Por ANDRÉ AZENHA
Anos 90. Homem-Aranha alcançava grande popularidade além das histórias em quadrinhos graças à série animada da televisão. Uma adaptação para o cinema era questão de tempo. Desde a década anterior, o personagem se viu envolto em brigas judiciais entre estúdios e filmes que quase saíram dos papéis por nomes como a Cannon, produtora de produções de qualidade duvidosa, do quarto Superman com Christopher Reeve e longas de Chuck Norris e outras “preciosidades”. Até James Cameron tentou levar o herói às telonas.
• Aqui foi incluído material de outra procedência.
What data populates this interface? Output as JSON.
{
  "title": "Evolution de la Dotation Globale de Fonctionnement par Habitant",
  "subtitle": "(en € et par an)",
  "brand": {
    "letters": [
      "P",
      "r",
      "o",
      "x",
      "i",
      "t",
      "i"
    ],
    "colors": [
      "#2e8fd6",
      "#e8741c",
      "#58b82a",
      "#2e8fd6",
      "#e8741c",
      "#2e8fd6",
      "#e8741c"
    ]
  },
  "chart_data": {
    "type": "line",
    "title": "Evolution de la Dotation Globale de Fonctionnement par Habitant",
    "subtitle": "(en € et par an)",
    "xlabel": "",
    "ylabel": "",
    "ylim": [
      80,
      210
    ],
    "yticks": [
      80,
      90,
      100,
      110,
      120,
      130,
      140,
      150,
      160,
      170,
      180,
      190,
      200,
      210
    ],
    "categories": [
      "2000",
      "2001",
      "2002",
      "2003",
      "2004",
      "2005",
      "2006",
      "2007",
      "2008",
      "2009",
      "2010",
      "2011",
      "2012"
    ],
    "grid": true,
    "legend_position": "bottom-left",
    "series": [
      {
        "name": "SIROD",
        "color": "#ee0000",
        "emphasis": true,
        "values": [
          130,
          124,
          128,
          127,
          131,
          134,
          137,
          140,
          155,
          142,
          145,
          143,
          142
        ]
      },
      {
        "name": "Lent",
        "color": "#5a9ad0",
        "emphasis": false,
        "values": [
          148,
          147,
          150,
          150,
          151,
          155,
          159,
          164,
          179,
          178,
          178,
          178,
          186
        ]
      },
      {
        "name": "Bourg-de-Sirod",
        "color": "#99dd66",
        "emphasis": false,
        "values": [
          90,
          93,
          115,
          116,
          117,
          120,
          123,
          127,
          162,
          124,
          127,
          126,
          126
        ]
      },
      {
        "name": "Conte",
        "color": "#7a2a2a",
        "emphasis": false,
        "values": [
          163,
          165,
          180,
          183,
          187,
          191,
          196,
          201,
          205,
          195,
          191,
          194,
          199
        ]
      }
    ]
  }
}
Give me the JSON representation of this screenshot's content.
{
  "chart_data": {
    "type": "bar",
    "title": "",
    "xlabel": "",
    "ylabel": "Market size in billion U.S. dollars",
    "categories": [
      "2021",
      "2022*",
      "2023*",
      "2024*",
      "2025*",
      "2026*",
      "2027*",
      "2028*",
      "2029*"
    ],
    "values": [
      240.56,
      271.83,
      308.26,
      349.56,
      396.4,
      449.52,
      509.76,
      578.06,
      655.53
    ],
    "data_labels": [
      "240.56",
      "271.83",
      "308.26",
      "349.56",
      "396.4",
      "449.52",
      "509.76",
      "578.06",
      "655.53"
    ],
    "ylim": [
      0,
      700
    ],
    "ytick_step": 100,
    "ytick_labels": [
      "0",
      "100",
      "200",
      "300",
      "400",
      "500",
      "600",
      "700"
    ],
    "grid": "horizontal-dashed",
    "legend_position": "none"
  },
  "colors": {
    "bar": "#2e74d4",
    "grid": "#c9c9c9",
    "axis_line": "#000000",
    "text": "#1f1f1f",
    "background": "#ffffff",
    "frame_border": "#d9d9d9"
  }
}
Ainda bem que nenhuma tentativa vingou – os roteiros eram ruins.
| A história do Homem-Aranha no cinema
Até que, em 2002, a Sony conseguiu os direitos. Dois anos antes, X-Men: O Filme iniciara a retomada dos super-heróis nos cinemas traçando um padrão de qualidade que nortearia diversos estúdios dali em adiante. Homem-Aranha estreou em 3 de maio nos EUA. Chegaria ao Brasil dia 15 do mesmo mês. E deu continuidade à transformação começada em 2000, mas com algumas diferenças: trazia uma trama sem pudor em soar colorida, diferente dos colantes de tons sóbrios utilizados pelos mutantes, e escudada por um grande orçamento à época: US$ 139 milhões. O resultado: primeiro blockbuster a alcançar a marca de US$ 100 milhões no fim de semana de estreia, mais de US$ 821 milhões arrecadados mundialmente e recepção positiva da crítica. Deu certo por que reuniu um time experiente atrás das câmeras e soube escolher quem apareceria na tela.

Sam Raimi, dos cults Uma Noite Alucinante: A Morte do Demônio (1981) e Darkman: Vingança Sem Rosto (1990) conduziu o projeto mesclando grandes cenas de ação, drama, algum humor, romance, fidelidade aos quadrinhos e um bom elenco de jovens: Tobey Maguire (Peter Parker/Homem-Aranha), Kirsten Dunst (Mary Jane), James Franco (Harry Osborn) formaram o triângulo amoroso. Joe Manganiello teve sua primeira chance no cinema como Flash Thompson. O “teioso” foi colocado frente a frente com seu principal algoz, o Duende-Verde, vivido pelo sempre competente Willem Dafoe. J.K. Simmons fez o editor do jornal Clarim Diário, J. J. Jameson. Nomes escolhidos após diversos intérpretes sondados e cogitados. John Malkovich encontrou Sam Raimi e era considerado para dar vida ao vilão. Leonardo DiCaprio, Scott Speedman, Jay Rodan e o próprio James Franco ou se interessaram em encarnar o Amigão da Vizinhança ou foram pretendidos pelo estúdio. Stan Lee disse gostar de John Cusack no papel principal. Elizabeth Banks participou do teste para Mary-Jane antes de ser escolhida como Betty Brant. J. J. Jameson poderia ter sido interpretado por R. Lee Ermey , Hugh Laurie (da série House), Harve Presnell , Dennis Farina, Michael Keaton (o Batman de Tim Burton), Fred Ward ou Bill Paxton.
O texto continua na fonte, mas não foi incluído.